Trump won working-class voters. Can Republicans keep them?
The 2024 presidential election may be remembered as the moment Americans abandoned the issues that defined the post-Cold War era and formed new political coalitions based on class, some experts say.
President-elect Donald Trump solidified his hold on the working class in his second electoral victory, even as voters with higher incomes and education levels moved to the left.

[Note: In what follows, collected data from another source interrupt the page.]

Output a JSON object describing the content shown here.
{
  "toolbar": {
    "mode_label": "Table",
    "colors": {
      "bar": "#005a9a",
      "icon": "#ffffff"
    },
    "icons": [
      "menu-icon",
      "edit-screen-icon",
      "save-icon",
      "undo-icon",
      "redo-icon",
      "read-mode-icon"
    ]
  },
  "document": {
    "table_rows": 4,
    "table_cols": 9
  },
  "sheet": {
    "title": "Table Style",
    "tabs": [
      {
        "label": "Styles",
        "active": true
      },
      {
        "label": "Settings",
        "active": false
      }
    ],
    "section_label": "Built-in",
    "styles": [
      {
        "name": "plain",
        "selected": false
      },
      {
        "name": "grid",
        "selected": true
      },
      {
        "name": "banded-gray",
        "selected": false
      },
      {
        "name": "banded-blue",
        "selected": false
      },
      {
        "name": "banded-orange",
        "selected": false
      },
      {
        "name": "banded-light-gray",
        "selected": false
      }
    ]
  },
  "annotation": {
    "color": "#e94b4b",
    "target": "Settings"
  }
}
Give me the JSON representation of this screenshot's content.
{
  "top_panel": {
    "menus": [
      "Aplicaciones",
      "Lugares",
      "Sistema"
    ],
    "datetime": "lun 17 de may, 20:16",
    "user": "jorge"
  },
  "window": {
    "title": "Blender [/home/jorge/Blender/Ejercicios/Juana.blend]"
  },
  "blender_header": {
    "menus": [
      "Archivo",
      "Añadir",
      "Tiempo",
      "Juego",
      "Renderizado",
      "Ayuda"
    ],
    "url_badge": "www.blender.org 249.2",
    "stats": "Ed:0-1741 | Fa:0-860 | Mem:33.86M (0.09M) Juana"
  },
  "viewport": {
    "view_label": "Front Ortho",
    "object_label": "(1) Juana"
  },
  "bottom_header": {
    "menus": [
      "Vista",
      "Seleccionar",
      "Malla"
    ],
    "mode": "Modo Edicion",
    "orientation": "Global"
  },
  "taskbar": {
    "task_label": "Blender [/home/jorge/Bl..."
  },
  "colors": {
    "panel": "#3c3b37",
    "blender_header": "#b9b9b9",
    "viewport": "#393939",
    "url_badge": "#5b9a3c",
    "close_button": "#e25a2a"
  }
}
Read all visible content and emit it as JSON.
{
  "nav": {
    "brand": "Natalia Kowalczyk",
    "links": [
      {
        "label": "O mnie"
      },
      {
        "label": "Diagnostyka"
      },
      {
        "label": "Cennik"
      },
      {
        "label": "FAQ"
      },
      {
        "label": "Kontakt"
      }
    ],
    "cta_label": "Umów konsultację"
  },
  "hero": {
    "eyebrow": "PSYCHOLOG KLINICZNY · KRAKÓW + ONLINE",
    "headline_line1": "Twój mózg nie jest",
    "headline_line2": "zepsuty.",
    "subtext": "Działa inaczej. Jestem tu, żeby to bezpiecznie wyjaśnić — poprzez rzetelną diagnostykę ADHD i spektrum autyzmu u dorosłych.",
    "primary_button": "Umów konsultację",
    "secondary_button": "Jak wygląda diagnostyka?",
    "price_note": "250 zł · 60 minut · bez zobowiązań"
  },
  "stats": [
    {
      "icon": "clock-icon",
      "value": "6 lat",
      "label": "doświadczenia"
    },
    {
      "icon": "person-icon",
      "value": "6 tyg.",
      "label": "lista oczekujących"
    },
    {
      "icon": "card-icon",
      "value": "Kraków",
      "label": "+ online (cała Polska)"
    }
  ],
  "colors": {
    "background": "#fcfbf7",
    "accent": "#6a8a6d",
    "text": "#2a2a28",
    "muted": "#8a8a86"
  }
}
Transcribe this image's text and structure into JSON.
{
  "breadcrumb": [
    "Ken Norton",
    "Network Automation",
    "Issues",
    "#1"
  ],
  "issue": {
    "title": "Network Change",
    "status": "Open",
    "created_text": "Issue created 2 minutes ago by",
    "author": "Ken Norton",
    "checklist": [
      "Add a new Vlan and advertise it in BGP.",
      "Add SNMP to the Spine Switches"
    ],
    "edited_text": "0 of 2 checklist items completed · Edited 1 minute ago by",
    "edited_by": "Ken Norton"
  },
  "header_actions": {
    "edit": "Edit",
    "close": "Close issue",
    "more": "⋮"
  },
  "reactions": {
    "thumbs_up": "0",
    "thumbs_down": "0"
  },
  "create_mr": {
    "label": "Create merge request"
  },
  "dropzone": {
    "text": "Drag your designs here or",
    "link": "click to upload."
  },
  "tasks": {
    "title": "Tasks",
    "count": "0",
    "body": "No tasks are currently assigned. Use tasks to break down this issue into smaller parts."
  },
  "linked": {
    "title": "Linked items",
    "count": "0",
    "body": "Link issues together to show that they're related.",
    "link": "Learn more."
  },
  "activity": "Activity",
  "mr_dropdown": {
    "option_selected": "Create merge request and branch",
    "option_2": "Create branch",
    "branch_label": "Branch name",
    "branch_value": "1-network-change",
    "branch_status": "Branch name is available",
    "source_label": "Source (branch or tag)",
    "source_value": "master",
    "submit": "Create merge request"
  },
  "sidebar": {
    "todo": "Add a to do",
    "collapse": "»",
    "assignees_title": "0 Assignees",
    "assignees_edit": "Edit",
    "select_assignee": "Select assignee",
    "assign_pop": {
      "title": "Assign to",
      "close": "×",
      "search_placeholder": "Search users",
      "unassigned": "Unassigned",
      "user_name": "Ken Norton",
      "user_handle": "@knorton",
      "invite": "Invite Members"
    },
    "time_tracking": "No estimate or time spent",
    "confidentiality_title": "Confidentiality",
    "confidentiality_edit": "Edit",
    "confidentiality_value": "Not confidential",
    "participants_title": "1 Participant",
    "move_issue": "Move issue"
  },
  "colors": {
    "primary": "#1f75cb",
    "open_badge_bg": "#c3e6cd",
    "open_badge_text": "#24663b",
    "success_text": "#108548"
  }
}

Whether those shifts will be permanent depends largely on how both parties respond to the emerging politics of class, according to analysts.
Some believe Democrats can recapture their historic working-class base by listening to the voters who have been drifting away from their party for a decade and crafting a new liberal vision based more on class than on race, gender, or social issues.
Republicans, on the other hand, might keep this new party configuration together if they deliver on the promises that won the majority while forming a governing philosophy based on Trump’s America First agenda without alienating traditional Republicans of the Reagan-Bush era.
Here’s what happened in 2024 and what it means for both parties.
Voters Moved in Both Directions
The composition of the major political parties has been shifting since 2012, but that shift reached a tipping point in 2024. The movement was seen most clearly in working-class voters, who supported Trump in even greater numbers than in 2016 and 2020.
Analysts commonly use education and income levels as indicators of class identity. By both measures, working-class voters across racial lines shifted right.
Education and Income
College graduates favored Republican candidates in every election from 1988 through 2004. That began to change in 2008 when President Barack Obama earned 50 percent of the college vote. The shift accelerated in 2016 when Democrats gained 55 percent of the vote among college graduates and held a majority for the next two elections. In 2024, 53 percent of voters with a Bachelor’s degree voted for Harris, as did 59 percent of those holding an advanced degree, exit polls showed.